With Miike, “you never know what to expect going in, and often what to expect as the film unfurls,” writes Notebook editor Daniel Kasman. “That the play itself, featuring the blank-faced and dispassionate man and his archetypal, self-deprecating, masochistic wife, is unpleasant to watch, and that its currents of jealousy and misanthropy feed back to the ‘outside world’—or perhaps the world back into the play, and into its history—make watching Over Your Dead Body nearly as unpleasant as the play. The distinction is purposefully blurred, as ambiguous as the terms are of reality and psychology are, and as repulsive as the actor-samurai’s character is. Indeed, the ultimate takeaway from this cloistered, sharply photographed variation of the Japanese tradition of moral ghost stories is the convergence of the figure of the feudal samurai and the diva-actor.”

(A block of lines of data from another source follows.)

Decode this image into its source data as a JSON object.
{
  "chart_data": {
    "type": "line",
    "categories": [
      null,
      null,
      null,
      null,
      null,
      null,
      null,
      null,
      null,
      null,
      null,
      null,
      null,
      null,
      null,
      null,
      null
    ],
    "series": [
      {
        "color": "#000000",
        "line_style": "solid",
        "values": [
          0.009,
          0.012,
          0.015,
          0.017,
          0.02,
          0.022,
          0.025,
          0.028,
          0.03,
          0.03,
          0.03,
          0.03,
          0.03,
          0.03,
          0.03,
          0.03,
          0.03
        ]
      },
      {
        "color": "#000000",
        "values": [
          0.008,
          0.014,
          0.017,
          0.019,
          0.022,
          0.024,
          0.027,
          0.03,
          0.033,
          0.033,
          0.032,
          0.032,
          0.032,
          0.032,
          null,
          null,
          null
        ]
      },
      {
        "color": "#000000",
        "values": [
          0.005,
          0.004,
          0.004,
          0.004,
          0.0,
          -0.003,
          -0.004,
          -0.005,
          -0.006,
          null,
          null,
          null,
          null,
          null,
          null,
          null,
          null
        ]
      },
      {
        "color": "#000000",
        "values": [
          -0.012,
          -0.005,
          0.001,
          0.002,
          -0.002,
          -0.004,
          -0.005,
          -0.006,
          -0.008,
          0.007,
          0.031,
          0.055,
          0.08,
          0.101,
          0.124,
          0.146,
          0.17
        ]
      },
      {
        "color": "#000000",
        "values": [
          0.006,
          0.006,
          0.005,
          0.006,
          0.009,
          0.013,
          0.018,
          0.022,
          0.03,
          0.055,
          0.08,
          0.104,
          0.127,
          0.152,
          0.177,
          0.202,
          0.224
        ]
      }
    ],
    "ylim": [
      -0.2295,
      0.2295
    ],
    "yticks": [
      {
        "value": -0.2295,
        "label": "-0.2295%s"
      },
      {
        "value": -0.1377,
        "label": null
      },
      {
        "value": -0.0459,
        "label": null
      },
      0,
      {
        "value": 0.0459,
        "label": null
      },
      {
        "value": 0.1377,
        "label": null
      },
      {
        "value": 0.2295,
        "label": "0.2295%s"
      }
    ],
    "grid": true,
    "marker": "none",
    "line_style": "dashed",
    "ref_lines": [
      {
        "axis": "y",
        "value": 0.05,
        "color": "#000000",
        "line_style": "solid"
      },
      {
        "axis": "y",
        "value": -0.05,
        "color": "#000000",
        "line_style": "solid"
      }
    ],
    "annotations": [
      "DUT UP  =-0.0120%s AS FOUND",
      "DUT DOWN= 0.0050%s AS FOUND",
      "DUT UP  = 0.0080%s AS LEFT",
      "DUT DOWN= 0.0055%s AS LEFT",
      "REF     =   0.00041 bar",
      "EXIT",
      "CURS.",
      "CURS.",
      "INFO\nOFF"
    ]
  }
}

At Indiewire, John Anderson give Over Your Dead Body a C, though he does grant that the “play itself moves from the theater into a wider world that is often quite lovely, and photographed spectacularly; the stage itself rotates, and that device provides much of the visual interest in the film, which moves back and forth between eras and settings with considerable grace, and grace notes that don’t always make total sense.”

For the AV Club‘s A.A. Dowd, this film “is dull right up until the point that it becomes completely, characteristically bonkers, with Miike trotting out some of his trademark obscene violence. I’d call it a fan-only affair, but even fans will probably be bored, at least until the bloodbath starts in earnest.”

“There’s a dull, diagrammed feeling to Over Your Dead Body, which seems to have originated from an idea that the helmer had already lost interest in by the time of filming,” agrees Variety‘s Dennis Harvey.

Update, 9/15: “Much less weird than some of Miike’s outings, it does eventually turn bloody (and briefly disturbing) but may underwhelm fans accustomed to fare like Ichi the Killer,” writes John DeFore in the Hollywood Reporter.